With Scoggins' guidance, Inza R. Wood Middle School students run the Jr. Scoops organization, make and sell ice cream at 30 events throughout the year and to hundreds of residents in the community, and create marketing and business strategies. Scoggins started Jr. Scoops seven years ago.

"He encourages students to take the reins of their projects, seeking professional counsel when they need it from him but doing all the work themselves," Wilsonville Rotary President Tim Crowley said at the Heart of Gold celebration. "The club's motto is 'Helping the community one scoop at a time.' Jordan provides important teaching and guidance to students, including how to write business plans, how to handle commercial food service equipment, the fundamentals of marketing, financial management and many other aspects of running a successful business. Thank you Jordan Scoggins."

Kathy Johnson, who has volunteered for Relay for Life and the Wilsonville Library; Angie Gibson, who has volunteered for Wilsonville schools and sports organizations; and Sue Woebkenberg, who leads the Wilsonville AARP tax assistance program, were also nominated for the First Citizen award.

In his acceptance speech, Scoggins thanked the people who helped turn Jr. Scoops from a creative idea into a full-fledged operation as well as his parents and family.

"I've always been on a quest to make my parents proud of me and this is one of those moments where I think I did and it makes me feel really good," Scoggins said.
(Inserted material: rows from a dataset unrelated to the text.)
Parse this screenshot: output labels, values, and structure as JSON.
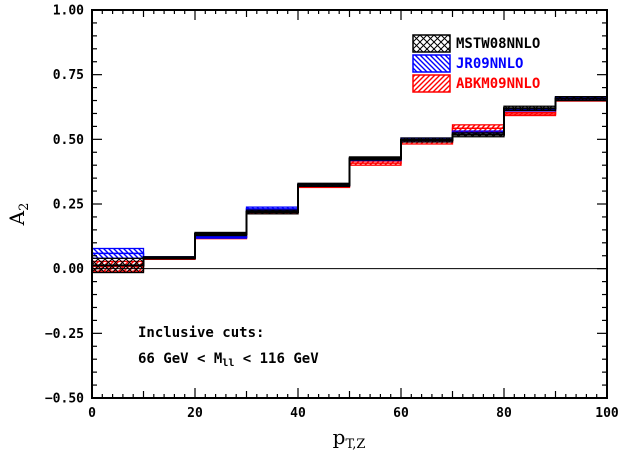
{
  "chart_data": {
    "type": "histogram-band",
    "xlabel": "p",
    "xlabel_sub": "T,Z",
    "ylabel": "A",
    "ylabel_sub": "2",
    "xlim": [
      0,
      100
    ],
    "ylim": [
      -0.5,
      1.0
    ],
    "x_ticks": [
      0,
      20,
      40,
      60,
      80,
      100
    ],
    "x_tick_labels": [
      "0",
      "20",
      "40",
      "60",
      "80",
      "100"
    ],
    "y_ticks": [
      -0.5,
      -0.25,
      0,
      0.25,
      0.5,
      0.75,
      1.0
    ],
    "y_tick_labels": [
      "−0.50",
      "−0.25",
      "0.00",
      "0.25",
      "0.50",
      "0.75",
      "1.00"
    ],
    "bins": [
      [
        0,
        10
      ],
      [
        10,
        20
      ],
      [
        20,
        30
      ],
      [
        30,
        40
      ],
      [
        40,
        50
      ],
      [
        50,
        60
      ],
      [
        60,
        70
      ],
      [
        70,
        80
      ],
      [
        80,
        90
      ],
      [
        90,
        100
      ]
    ],
    "series": [
      {
        "name": "MSTW08NNLO",
        "color": "#000000",
        "hatch": "crosshatch",
        "lower": [
          -0.015,
          0.038,
          0.128,
          0.212,
          0.318,
          0.42,
          0.49,
          0.51,
          0.612,
          0.65
        ],
        "upper": [
          0.04,
          0.046,
          0.14,
          0.226,
          0.33,
          0.432,
          0.505,
          0.525,
          0.628,
          0.665
        ]
      },
      {
        "name": "JR09NNLO",
        "color": "#0000ff",
        "hatch": "diagonal-down",
        "lower": [
          0.04,
          0.04,
          0.118,
          0.224,
          0.32,
          0.418,
          0.495,
          0.518,
          0.61,
          0.655
        ],
        "upper": [
          0.078,
          0.046,
          0.126,
          0.238,
          0.328,
          0.428,
          0.505,
          0.532,
          0.62,
          0.665
        ]
      },
      {
        "name": "ABKM09NNLO",
        "color": "#ff0000",
        "hatch": "diagonal-up",
        "lower": [
          -0.01,
          0.036,
          0.116,
          0.212,
          0.314,
          0.4,
          0.482,
          0.53,
          0.592,
          0.648
        ],
        "upper": [
          0.028,
          0.042,
          0.126,
          0.226,
          0.326,
          0.416,
          0.498,
          0.556,
          0.604,
          0.658
        ]
      }
    ],
    "legend_position": "top-right",
    "annotations": [
      "Inclusive cuts:",
      "66 GeV < M",
      "ll",
      " < 116 GeV"
    ]
  }
}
"When you volunteer your time, you're taking that time away from your family. It's very simple. You can imagine seven years of giving up Saturday mornings, seven years of giving up Wednesdays after school and Thursday after school and meetings on Monday and Friday, constant emails and 30 events every year. It just takes a lot of time and you have to have somebody special at home. And I'm really lucky to have met my wife. She's special and I don't just say that."